Tecendo em Reverso - Como as propagandas notadamente de cunho ideológico, muitas vezes conservador coadunam-se com os ditames do capital?


CARLOS LUCENA E LURDES LUCENA - O entendimento da inexistência da neutralidade da propaganda é fundamental para interpretá-la. A propaganda é a expressão científica elaborada do fetichismo da mercadoria em larga escala. A sociedade capitalista marcou uma forma societal produtiva à qual tudo deveria ser vendido, aquilo que denominamos como coisificação do ser social. Marx e Engels, ainda no século XIX, perceberam o movimento em curso que estava presente na sociedade capitalista. O entendimento ao qual pelo “trabalho”, categoria fundamental expressa pela mediação da humanidade com a natureza, a diferenciava dos animais, foi condição essencial para uma profunda crítica dos rumos sociais tomados pela sociedade. A propaganda, dentro desta perspectiva foi a forma mais elaborada para garantir o predomínio do valor de troca sobre o valor de uso das mercadorias. Ela representou a expressão maior de uma luta pela conquista das mentes e da subjetividade de consumidores através da construção artificial e ilusória da felicidade como sinônimo de poder de consumo. Nessa relação fetichizada, a propaganda contribuiu para que as mercadorias adquirissem vida própria, transformando-se em uma abstração à própria humanidade. Padrões de beleza, felicidade, consumo foram difundidos em âmbito internacional, complexificados pela Terceira Revolução Tecnológica, algo que nos arriscamos a denominar como o novo eurocentrismo informático. Parece-nos que ainda está em aberto a grande questão referente ao presente e ao futuro da humanidade: o consumismo propagandístico eleva a felicidade das pessoas? Acreditamos que não.


Tecendo em Reverso -No livro vocês analisam a linguagem utilizada em alguns classificados do século XIX em que negros à época da escravidão eram vendidos e trocados com muita naturalidade pela imprensa escrita. Como as pessoas são hoje “vendidas” nos classificados?


CARLOS LUCENA E LURDES LUCENA - A historicidade é fundamental para a interpretação dos processos sociais do seu tempo.
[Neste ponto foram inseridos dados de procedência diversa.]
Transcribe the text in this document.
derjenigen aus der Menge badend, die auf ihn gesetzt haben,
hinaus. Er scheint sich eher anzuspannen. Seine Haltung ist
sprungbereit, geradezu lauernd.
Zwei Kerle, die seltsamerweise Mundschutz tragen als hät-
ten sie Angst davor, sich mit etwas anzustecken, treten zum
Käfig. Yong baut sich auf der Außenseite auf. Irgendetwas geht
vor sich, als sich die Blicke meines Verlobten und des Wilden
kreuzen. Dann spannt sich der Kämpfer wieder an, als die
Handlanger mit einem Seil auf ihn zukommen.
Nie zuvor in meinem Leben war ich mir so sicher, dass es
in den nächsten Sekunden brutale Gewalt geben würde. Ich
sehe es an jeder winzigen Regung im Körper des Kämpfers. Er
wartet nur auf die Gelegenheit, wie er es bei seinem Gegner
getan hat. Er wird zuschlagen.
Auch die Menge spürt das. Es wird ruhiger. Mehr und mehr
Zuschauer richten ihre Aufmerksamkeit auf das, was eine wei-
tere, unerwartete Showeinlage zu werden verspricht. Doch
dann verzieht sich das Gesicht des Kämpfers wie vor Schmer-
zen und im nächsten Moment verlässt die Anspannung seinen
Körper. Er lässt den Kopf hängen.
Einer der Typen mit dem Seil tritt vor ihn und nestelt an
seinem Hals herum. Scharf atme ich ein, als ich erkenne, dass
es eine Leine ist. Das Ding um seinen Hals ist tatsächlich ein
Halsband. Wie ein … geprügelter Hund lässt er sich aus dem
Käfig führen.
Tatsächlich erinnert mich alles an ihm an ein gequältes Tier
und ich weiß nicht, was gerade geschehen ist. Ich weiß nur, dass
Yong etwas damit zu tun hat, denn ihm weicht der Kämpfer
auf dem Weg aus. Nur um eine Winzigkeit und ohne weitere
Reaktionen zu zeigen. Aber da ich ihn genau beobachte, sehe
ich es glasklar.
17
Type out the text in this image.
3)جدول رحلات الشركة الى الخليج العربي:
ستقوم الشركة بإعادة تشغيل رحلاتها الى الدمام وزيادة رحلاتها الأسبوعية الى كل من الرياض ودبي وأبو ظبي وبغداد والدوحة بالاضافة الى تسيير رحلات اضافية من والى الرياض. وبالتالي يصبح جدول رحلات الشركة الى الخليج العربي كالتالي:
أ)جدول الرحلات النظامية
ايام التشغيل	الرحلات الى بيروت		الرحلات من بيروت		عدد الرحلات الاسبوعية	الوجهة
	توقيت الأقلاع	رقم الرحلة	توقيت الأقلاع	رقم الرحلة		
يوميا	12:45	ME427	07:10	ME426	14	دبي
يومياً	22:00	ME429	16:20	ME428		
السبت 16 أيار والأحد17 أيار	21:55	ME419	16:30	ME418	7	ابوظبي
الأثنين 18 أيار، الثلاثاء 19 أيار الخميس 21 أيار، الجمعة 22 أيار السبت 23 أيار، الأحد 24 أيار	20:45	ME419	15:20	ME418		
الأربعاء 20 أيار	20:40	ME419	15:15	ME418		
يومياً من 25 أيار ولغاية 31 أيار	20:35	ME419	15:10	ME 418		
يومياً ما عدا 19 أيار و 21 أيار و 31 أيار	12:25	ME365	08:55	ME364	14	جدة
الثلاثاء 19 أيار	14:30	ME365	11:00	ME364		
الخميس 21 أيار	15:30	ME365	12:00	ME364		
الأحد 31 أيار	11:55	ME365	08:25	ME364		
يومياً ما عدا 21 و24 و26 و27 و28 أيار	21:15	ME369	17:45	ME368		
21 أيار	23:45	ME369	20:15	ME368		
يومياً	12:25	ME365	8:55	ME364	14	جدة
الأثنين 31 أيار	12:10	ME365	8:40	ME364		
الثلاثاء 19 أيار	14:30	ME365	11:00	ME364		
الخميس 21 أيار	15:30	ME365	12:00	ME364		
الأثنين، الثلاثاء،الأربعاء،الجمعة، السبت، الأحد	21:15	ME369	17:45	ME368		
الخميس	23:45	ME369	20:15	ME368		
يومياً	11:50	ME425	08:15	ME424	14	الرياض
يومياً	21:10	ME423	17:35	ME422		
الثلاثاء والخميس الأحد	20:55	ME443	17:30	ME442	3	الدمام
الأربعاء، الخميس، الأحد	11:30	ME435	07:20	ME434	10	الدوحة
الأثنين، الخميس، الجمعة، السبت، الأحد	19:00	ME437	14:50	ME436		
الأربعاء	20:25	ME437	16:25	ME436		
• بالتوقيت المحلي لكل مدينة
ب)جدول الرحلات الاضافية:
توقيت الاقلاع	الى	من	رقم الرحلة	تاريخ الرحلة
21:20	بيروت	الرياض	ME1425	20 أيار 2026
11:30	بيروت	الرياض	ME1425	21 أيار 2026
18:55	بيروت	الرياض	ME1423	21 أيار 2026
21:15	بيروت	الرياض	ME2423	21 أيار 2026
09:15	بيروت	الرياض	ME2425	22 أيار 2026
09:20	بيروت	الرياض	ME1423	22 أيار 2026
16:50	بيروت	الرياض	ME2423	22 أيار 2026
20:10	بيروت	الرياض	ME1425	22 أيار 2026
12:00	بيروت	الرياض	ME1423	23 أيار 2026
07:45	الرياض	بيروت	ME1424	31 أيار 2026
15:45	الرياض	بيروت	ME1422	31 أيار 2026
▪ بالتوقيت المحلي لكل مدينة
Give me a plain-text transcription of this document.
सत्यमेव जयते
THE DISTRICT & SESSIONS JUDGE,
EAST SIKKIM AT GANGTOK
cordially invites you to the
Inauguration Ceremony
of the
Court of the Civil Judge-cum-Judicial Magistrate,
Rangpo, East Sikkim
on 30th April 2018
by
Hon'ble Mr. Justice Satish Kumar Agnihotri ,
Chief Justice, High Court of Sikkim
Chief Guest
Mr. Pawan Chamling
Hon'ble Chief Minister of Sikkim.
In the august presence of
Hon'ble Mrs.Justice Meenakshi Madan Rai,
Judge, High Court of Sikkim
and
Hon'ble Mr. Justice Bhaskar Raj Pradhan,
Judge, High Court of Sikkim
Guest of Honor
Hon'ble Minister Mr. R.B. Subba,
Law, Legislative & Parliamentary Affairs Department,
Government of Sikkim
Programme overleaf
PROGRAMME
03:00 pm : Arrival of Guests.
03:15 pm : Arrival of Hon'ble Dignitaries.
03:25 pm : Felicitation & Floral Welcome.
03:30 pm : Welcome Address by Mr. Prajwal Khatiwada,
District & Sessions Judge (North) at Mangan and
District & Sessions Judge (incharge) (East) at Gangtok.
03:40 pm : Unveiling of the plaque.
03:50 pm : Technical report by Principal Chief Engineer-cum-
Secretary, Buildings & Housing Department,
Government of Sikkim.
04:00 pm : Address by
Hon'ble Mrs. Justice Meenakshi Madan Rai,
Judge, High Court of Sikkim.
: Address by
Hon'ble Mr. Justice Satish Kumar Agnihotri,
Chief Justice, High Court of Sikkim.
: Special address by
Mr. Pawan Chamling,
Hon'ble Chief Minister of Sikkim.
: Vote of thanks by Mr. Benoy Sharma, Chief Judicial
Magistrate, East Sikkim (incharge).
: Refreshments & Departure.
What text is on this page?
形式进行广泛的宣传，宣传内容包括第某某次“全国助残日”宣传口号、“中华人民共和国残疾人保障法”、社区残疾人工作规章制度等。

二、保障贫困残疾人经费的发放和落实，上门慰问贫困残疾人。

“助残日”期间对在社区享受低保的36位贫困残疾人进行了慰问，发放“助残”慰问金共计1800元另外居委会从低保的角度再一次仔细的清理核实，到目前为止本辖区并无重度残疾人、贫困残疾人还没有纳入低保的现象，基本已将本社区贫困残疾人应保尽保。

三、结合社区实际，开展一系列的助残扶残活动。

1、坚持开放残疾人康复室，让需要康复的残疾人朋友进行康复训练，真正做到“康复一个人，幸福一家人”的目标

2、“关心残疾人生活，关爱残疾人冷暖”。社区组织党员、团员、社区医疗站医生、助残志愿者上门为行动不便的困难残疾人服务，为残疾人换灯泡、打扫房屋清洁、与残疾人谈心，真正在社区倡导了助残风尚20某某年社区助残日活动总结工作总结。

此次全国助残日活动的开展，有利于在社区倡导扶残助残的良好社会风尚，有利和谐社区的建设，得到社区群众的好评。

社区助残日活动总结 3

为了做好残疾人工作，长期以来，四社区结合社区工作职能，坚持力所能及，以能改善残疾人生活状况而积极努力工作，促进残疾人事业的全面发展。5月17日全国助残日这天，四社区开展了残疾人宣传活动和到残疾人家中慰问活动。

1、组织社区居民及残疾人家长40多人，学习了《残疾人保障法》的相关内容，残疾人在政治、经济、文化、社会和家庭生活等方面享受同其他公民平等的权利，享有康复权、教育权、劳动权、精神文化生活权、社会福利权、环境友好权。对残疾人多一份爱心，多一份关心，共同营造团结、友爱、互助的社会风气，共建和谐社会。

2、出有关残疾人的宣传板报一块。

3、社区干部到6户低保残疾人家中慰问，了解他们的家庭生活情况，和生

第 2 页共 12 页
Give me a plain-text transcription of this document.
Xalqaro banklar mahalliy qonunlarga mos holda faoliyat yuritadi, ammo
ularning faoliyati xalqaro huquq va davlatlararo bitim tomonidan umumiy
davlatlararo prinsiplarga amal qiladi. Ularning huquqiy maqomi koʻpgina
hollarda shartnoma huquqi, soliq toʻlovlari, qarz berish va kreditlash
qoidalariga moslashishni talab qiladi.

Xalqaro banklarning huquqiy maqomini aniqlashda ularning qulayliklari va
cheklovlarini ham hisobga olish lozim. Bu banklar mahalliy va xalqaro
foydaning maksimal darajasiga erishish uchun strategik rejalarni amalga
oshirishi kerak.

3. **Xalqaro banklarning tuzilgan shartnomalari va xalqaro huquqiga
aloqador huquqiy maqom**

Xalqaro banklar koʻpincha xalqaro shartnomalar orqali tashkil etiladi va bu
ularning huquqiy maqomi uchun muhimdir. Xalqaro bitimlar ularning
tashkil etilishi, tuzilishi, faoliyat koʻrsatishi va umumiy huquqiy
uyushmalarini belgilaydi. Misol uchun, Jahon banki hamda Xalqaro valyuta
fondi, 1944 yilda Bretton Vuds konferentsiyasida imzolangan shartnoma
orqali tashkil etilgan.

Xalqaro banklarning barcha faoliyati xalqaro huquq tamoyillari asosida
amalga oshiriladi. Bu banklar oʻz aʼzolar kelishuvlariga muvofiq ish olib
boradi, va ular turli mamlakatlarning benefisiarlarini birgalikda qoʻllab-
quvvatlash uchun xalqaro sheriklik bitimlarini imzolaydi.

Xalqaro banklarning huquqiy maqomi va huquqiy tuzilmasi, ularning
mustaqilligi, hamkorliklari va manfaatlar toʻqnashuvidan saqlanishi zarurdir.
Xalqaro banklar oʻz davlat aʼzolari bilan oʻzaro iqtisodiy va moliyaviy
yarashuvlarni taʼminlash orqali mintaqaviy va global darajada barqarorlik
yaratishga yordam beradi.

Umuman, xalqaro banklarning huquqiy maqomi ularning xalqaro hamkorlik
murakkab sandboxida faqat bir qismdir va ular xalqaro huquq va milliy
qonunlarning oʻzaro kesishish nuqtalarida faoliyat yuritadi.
Quando analisamos o comparativo entre os dois séculos, vemos que questões vergonhosas como a escravização de um ser humano por outro são tratadas com naturalidade pela imprensa escrita. Uma análise cuidadosa desses classificados demonstra que os “Senhores de Escravos” sequer sabiam a idade dos escravos. Da mesma forma, demonstra também a fuga como a luta e resistência dos escravos contra uma situação humilhante e desumana, algo que nos arriscamos a dizer como uma vergonha da humanidade. O que se percebe na leitura e interpretação desses classificados é  a naturalização da escravidão sustentada pelas ideologias e a Constituição Brasileira. Tanto ó é que em vários classificados a recompensa era prometida quando aqueles escravos que fossem capturados fossem entregues nas cadeias da cidade de Campinas e região. A fuga era entendida como uma espécie de crime em seu tempo. A escravidão era legalizada não só no Brasil como em diversos países no exterior que a adotaram. Marx contribui com essa questão ao afirmar que as Leis nunca foram neutras, mas sim a expressão da luta e da hegemonia de classes em um período histórico. Em debate com Hegel demonstrou que as Leis, tal qual o Estado, não eram sobrenaturais, mas sim construção humana que imputavam a dominação de uma classe social sobre outra. Elas também carregam em seu interior o caráter de mediação de classe. Quanto maior o nível de lutas de classe no seu tempo, maior a construção de Leis que visem manter a sociedade sob controle. Os classificados de jornal sobre a escravidão nesse período tinham essa prerrogativa. A região da Campinas era tida como uma das mais violentas e algozes com os escravos em todo o Brasil. Mesmo com o fim da escravidão, esse traço se manteve presente na região. Quase setenta anos após a abolição da escravatura, existiam clubes na cidade que não aceitavam negros entre os seus associados. Somou-se a essa questão a luta pelos postos de trabalho entre os trabalhadores negros e os imigrantes. Muitos imigrantes intensificaram a discriminação dos trabalhadores libertos negros como estratégia para garantir os seus próprios postos de trabalho nas lavouras da região.
A naturalização dessas relações foi constante no meio midiático. Apesar de no interior da imprensa existir espaços de resistência e contradição, o que se percebe é a predominância da difusão contínua de valores de mundo de uma sociedade mundializada, cuja eficiência e relevância se encontram no hemisfério norte do planeta. Ocorre em âmbito internacional aquilo que denominados como espetáculo da mídia que paralisa os expectadores dada a força e impacto das imagens. As imagens são apresentadas como desprovidas de história e sentido. A negação da história apresenta o mundo como se fosse apenas o presente, quando na realidade ele não o é. O espetáculo da mídia ao mesmo tempo em que horroriza no presente provoca o esquecimento minutos após. O que se visa é a construção de um mundo caótico e sem alternativa, cuja saída se apresenta com o discernimento do autoritarismo em escala internacional.  A construção linguística simples acompanhada da elaboração de gêneros discursivos também simples transmite a sensação de uma compreensão neutra do mundo a sua volta, quando na realidade, o ser social cada vez mais se estranha de sua própria condição de existência.
O nível de estranhamento e alienação é tão intenso na sociedade que o ser social tem dificuldade em compreender quem ele mesmo o é. Aceita como natural um conjunto de condições que são humanas por excelência. Tem a sensação de ser livre e manipulado quando na realidade está preso em um conjunto de relações que sequer tem compreensão que existem. Pensam ser livres enquanto se encontram escravos das fronteiras de dominação social. Infelizmente, parcela considerável da mídia e da propaganda contribui significativamente para que esse processo continue, atentando, de forma significativa, para o empobrecimento brutal dos seres humanos.